Examples included substandard work on the future headquarters for U.S. forces in Afghanistan, the New Kabul Compound. Members of the commission toured the facility in April and found unusable bathrooms, cracks in the structure, sinking sidewalks and broken pipes. In another example, the Army awarded a $30 million contract for the construction of a dining facility at Camp Delta, Iraq. The request for that contract was based on outdated paperwork that didn't take into account that an existing dining facility at the camp was being remodeled and expanded. Though the final report is to outline recommendations for fixing contracting problems, the issues are so pressing that the commission urged corrective action well ahead of its final report, which is due next year, Michael Thibault, co-chairman of the commission and a former deputy director of the Defense Contract Audit Agency, told congressmen on Capitol Hill. Members of the commission described their findings at a hearing of the House Oversight Committee's national security panel in conjunction with the report's release.
There are more than 240,000 contractors supporting U.S. activities in Iraq and Afghanistan - more than the number of U.S. military personnel in those areas, Thibault said. About 80 percent of those contractors are foreign nationals, according to the report.
Congress has appropriated about $830 billion to fund U.S. operations in Iraq and Afghanistan since 2001. As of May 27, 1,360 contractor employees have died in Iraq and Afghanistan; 4,973 military personnel have died in the two war zones.
The bipartisan, congressionally mandated committee was created last year and has gathered information from visits to bases in Iraq and Afghanistan, and dozens of meetings with military, contractors and employees from the State Department and United States Agency for International Development (USAID).
One worry voiced repeatedly during the hearing was that the military will have to depend on contractors even more, and with even less oversight, with a drawdown of troops from Iraq.
As troops are withdrawn, "we're probably going to have to rely on contractors who remain there to close down those bases" and transfer appropriate equipment to Iraqis, said Grant Green, a member of the commission and a former undersecretary of state for management and assistant secretary of defense.
One contract that got a lot of attention at the hearing is the massive Logistics Civil Augmentation Program (LOGCAP), which covers a wide range of logistics and support activities. The current iteration of the program, LOGCAP III, is a 10-year, multibillion-dollar sole-source contract held by KBR. The Army is in the midst of transitioning to the next iteration, LOGCAP IV, under which KBR, DynCorp International and Fluor International compete for task orders, but commissioners told the congressmen that the transition isn't happening quickly enough.
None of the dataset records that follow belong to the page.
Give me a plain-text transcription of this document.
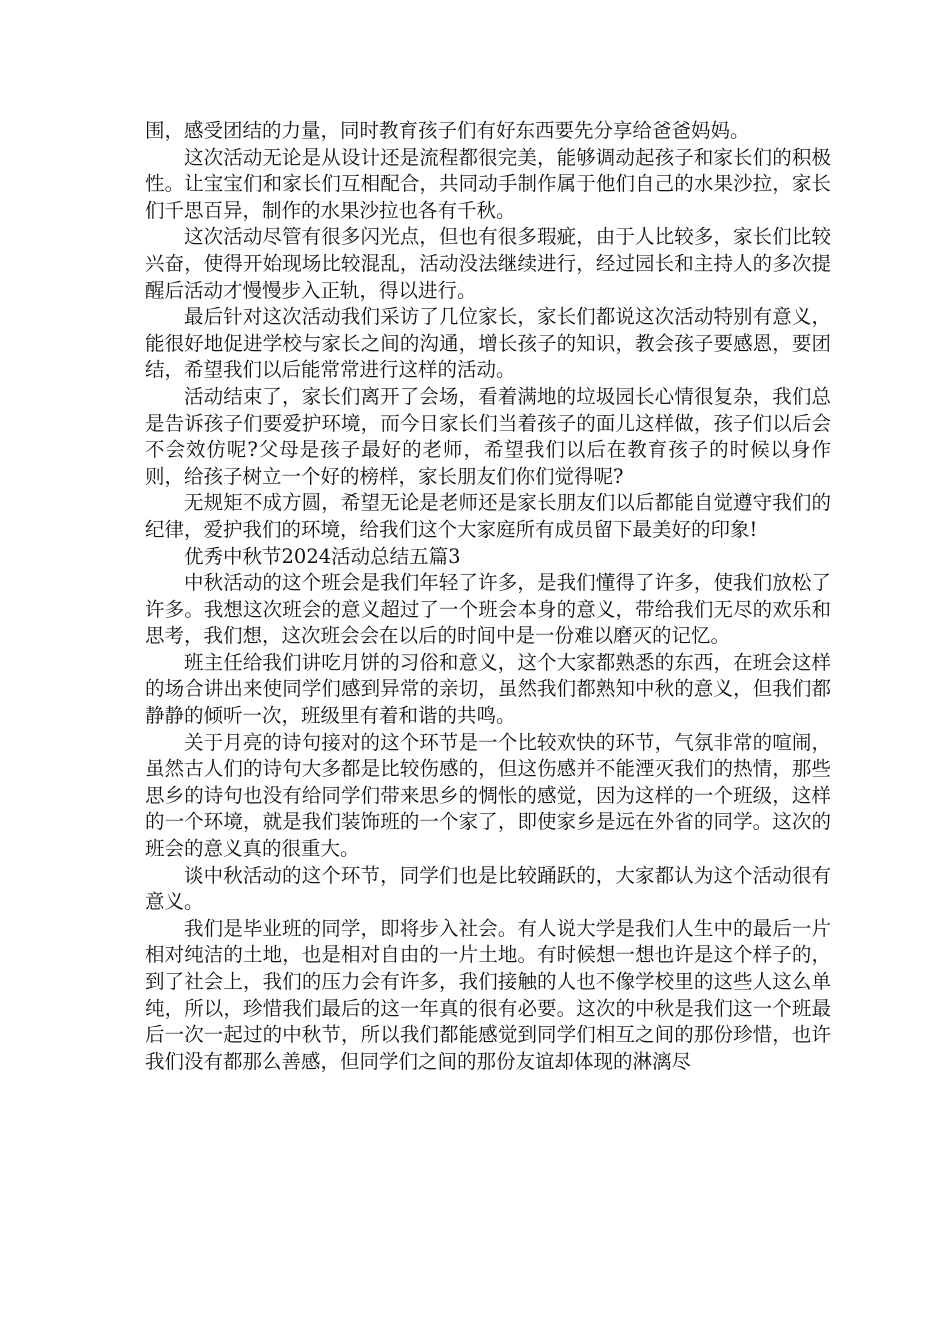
围，感受团结的力量，同时教育孩子们有好东西要先分享给爸爸妈妈。

这次活动无论是从设计还是流程都很完美，能够调动起孩子和家长们的积极性。让宝宝们和家长们互相配合，共同动手制作属于他们自己的水果沙拉，家长们千思百异，制作的水果沙拉也各有千秋。

这次活动尽管有很多闪光点，但也有很多瑕疵，由于人比较多，家长们比较兴奋，使得开始现场比较混乱，活动没法继续进行，经过园长和主持人的多次提醒后活动才慢慢步入正轨，得以进行。

最后针对这次活动我们采访了几位家长，家长们都说这次活动特别有意义，能很好地促进学校与家长之间的沟通，增长孩子的知识，教会孩子要感恩，要团结，希望我们以后能常常进行这样的活动。

活动结束了，家长们离开了会场，看着满地的垃圾园长心情很复杂，我们总是告诉孩子们要爱护环境，而今日家长们当着孩子的面儿这样做，孩子们以后会不会效仿呢?父母是孩子最好的老师，希望我们以后在教育孩子的时候以身作则，给孩子树立一个好的榜样，家长朋友们你们觉得呢?

无规矩不成方圆，希望无论是老师还是家长朋友们以后都能自觉遵守我们的纪律，爱护我们的环境，给我们这个大家庭所有成员留下最美好的印象!

优秀中秋节2024活动总结五篇3

中秋活动的这个班会是我们年轻了许多，是我们懂得了许多，使我们放松了许多。我想这次班会的意义超过了一个班会本身的意义，带给我们无尽的欢乐和思考，我们想，这次班会会在以后的时间中是一份难以磨灭的记忆。

班主任给我们讲吃月饼的习俗和意义，这个大家都熟悉的东西，在班会这样的场合讲出来使同学们感到异常的亲切，虽然我们都熟知中秋的意义，但我们都静静的倾听一次，班级里有着和谐的共鸣。

关于月亮的诗句接对的这个环节是一个比较欢快的环节，气氛非常的喧闹，虽然古人们的诗句大多都是比较伤感的，但这伤感并不能湮灭我们的热情，那些思乡的诗句也没有给同学们带来思乡的惆怅的感觉，因为这样的一个班级，这样的一个环境，就是我们装饰班的一个家了，即使家乡是远在外省的同学。这次的班会的意义真的很重大。

谈中秋活动的这个环节，同学们也是比较踊跃的，大家都认为这个活动很有意义。

我们是毕业班的同学，即将步入社会。有人说大学是我们人生中的最后一片相对纯洁的土地，也是相对自由的一片土地。有时候想一想也许是这个样子的，到了社会上，我们的压力会有许多，我们接触的人也不像学校里的这些人这么单纯，所以，珍惜我们最后的这一年真的很有必要。这次的中秋是我们这一个班最后一次一起过的中秋节，所以我们都能感觉到同学们相互之间的那份珍惜，也许我们没有都那么善感，但同学们之间的那份友谊却体现的淋漓尽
Moreover, the addition of two contractors to the program will exacerbate the shortage of military personnel picked to oversee contracts in addition to their regular duties.
The military's LOGCAP management office is handling the transition to the next LOGCAP program with not more than 13 personnel on its staff at a time and has augmented its staff with personnel from another contractor, Serco, according to the report.